NHS Jargon RDF

Posted by Knud on May 16th, 2011

Did you feel it? The LOD Cloud just grew again by a tiny fraction: https://kantenwerk.org/metadata/nhs_jargon.rdf. While playing around with triplifying some NHS data, I started making notes about the various acronyms used in there. I noted a link to the brilliantly named Jargon Buster and thought “Why don’t I triplify that?”. It would provide me with a good resource to link the actual data to.

This little project was an opportunity to try out the very cool ScraperWiki. One thing led to another, after a short while I arrived at this scraper, and eventually the final Jargon RDF was done.
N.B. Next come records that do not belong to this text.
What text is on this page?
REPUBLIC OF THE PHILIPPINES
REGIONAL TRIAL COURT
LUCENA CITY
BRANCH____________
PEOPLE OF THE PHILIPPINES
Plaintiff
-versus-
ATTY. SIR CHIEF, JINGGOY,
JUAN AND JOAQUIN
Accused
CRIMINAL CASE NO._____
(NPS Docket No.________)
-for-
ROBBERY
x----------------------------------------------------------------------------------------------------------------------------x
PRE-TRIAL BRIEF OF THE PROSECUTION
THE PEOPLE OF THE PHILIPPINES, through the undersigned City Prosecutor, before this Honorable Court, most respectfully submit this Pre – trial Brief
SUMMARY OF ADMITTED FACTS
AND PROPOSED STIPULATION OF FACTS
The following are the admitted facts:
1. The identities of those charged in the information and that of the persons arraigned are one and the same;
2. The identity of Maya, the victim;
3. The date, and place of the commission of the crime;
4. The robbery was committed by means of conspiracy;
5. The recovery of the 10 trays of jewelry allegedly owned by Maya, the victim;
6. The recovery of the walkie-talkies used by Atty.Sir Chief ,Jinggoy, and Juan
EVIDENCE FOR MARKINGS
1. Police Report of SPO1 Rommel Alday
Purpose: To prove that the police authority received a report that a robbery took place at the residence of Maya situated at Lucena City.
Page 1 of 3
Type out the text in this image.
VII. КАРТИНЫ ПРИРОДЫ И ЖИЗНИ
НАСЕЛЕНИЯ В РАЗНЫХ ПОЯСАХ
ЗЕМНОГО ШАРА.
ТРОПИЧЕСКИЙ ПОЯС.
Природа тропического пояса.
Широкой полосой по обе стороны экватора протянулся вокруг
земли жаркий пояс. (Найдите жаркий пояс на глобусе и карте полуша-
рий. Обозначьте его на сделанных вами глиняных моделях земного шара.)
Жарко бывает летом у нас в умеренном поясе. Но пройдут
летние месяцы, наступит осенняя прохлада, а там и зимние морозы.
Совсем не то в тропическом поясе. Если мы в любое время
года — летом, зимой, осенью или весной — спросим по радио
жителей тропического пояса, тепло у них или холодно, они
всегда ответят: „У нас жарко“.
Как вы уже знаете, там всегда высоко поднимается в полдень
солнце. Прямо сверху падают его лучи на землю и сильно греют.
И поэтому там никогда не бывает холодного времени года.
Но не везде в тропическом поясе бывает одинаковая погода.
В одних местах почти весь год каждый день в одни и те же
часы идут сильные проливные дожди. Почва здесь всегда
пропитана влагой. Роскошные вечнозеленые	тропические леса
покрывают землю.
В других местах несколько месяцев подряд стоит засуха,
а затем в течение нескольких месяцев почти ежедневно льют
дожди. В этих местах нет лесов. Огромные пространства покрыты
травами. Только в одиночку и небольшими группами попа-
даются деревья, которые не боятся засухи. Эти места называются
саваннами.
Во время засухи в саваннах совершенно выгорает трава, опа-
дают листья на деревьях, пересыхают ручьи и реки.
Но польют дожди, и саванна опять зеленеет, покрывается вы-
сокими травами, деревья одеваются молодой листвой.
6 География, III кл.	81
Now on to the actual task at hand…

NHS Jargon Buster Scraper

The Web of Data Grows and Grows…

Posted by Knud on September 21st, 2010

Back in September 2009, Bob DuCharme highlighted the growth of the Web of Linked Data by comparing versions of Richard Cyganiak’s LOD cloud diagramme. Now I’m sitting in Chris Bizer’s keynote at FIS2010 and just got to see the latest version of this diagramme. The amount of growth looks amazing; just by looking at it you get the impression that things are really happening now. 24.7 billion triples, 436 million links. Also, what I like about the diagramme is how it uses colour to show the different domains the various datasets belong to.

LOD Cloud, September 2010

The new version of the LOD cloud will be published later today or tomorrow, but you get a sneak peak here first! ;)
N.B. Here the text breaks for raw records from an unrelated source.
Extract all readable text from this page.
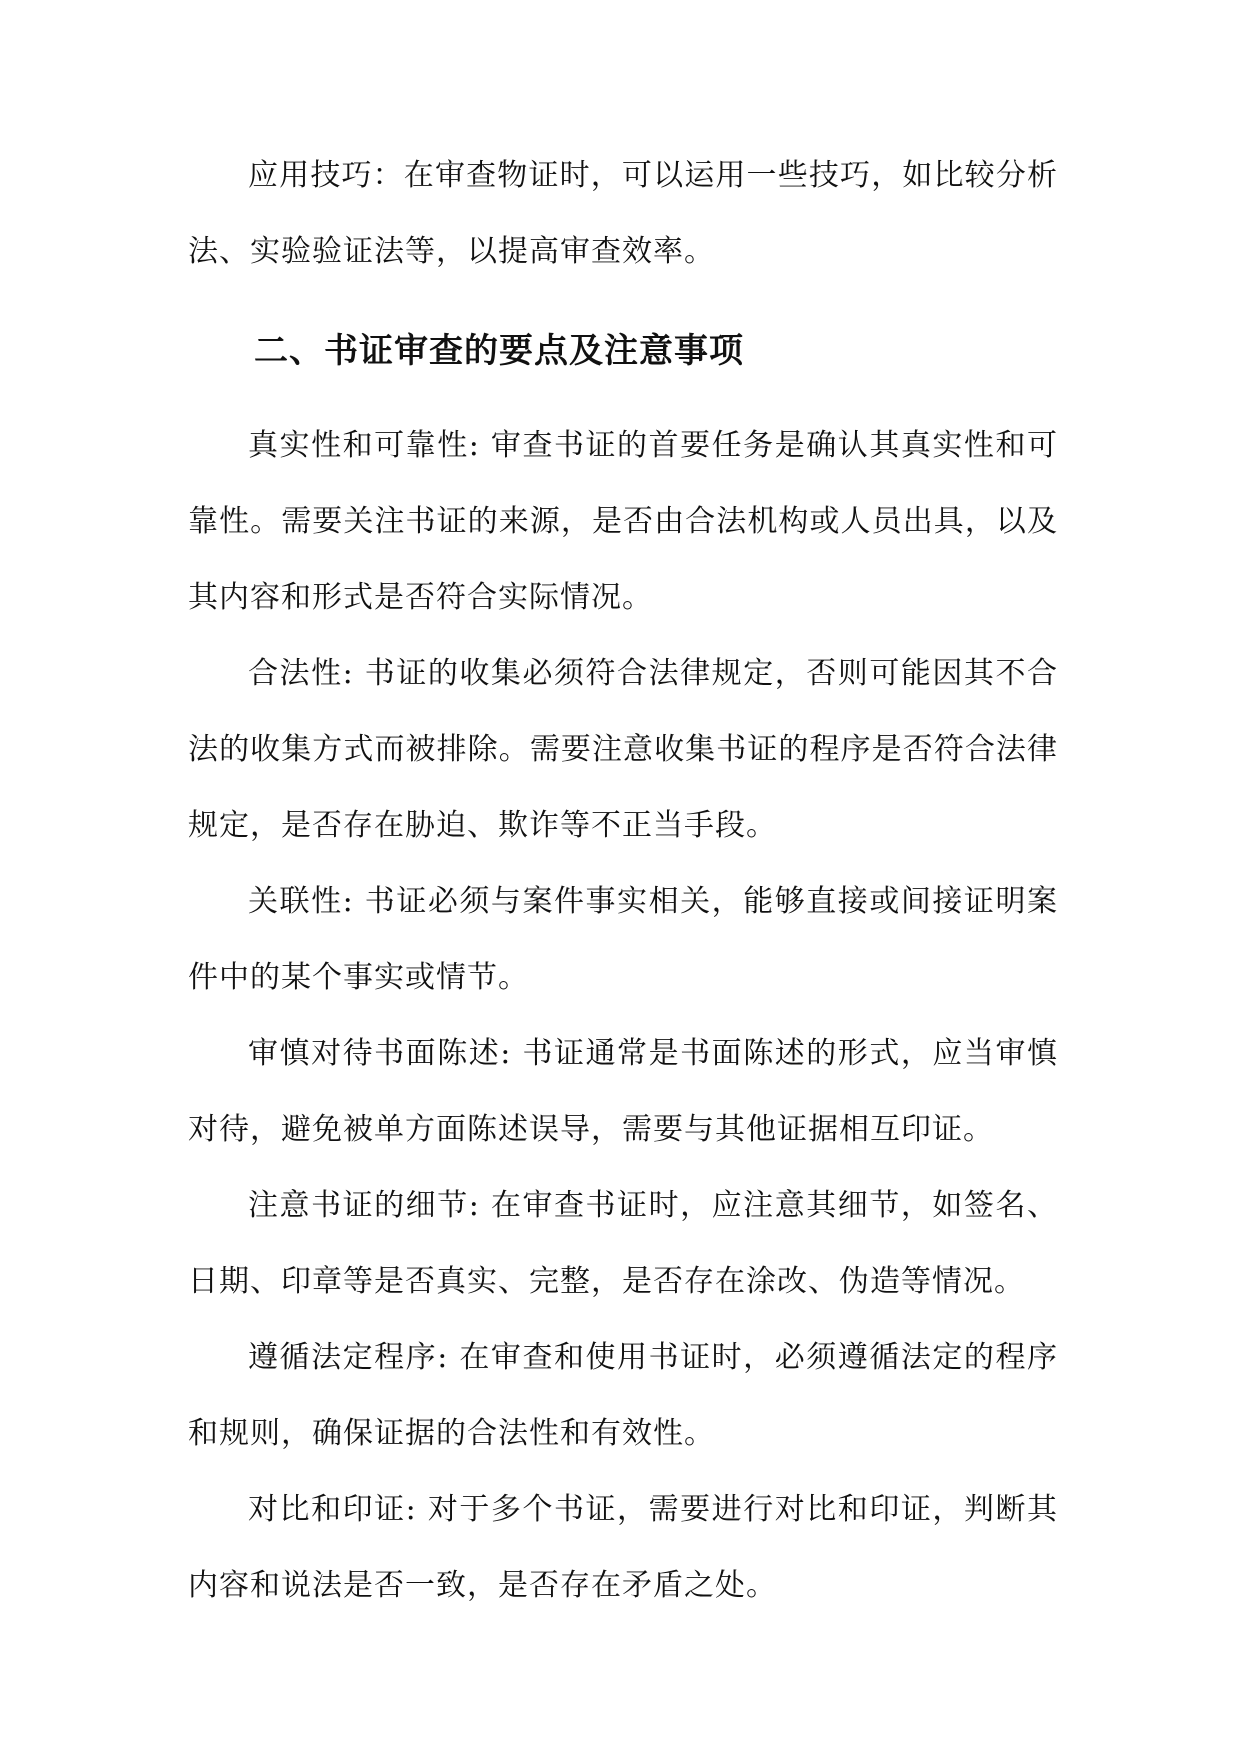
应用技巧：在审查物证时，可以运用一些技巧，如比较分析法、实验验证法等，以提高审查效率。

二、书证审查的要点及注意事项

真实性和可靠性: 审查书证的首要任务是确认其真实性和可靠性。需要关注书证的来源，是否由合法机构或人员出具，以及其内容和形式是否符合实际情况。

合法性: 书证的收集必须符合法律规定，否则可能因其不合法的收集方式而被排除。需要注意收集书证的程序是否符合法律规定，是否存在胁迫、欺诈等不正当手段。

关联性: 书证必须与案件事实相关，能够直接或间接证明案件中的某个事实或情节。

审慎对待书面陈述: 书证通常是书面陈述的形式，应当审慎对待，避免被单方面陈述误导，需要与其他证据相互印证。

注意书证的细节: 在审查书证时，应注意其细节，如签名、日期、印章等是否真实、完整，是否存在涂改、伪造等情况。

遵循法定程序: 在审查和使用书证时，必须遵循法定的程序和规则，确保证据的合法性和有效性。

对比和印证: 对于多个书证，需要进行对比和印证，判断其内容和说法是否一致，是否存在矛盾之处。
Growth of the Web of Linked Data

Posted by Knud on September 4th, 2009

Bob DuCharme points out nicely how much the Web of Linked Data has grown in the past year by comparing to versions of Richard Cyganiak’s LOD cloud diagram. It looks pretty impressive when you compare the two versions side by side!

Tim Berners-Lee on Linked Data at TED

Posted by Knud on March 16th, 2009

Tim Berners-Lee1 gave an enthusiastic talk about linked data at TED, urging everybody to get their data out there or, if they don’t have any, to demand access to data in a proper format.

Interestingly, he didn’t mention the words “Semantic Web” once during the talk, nor did he ever say “RDF” or even “URI” – instead he spoke about “names starting with ‘http’”. Cool enough, his slides had the dog food data set in them! :)

A video of the talk and a link to the slides can be found on the ebiquity blog.

LOD Cloud with dogfood

1I wish this link would lead me to something nice when I go to it with a Web browser!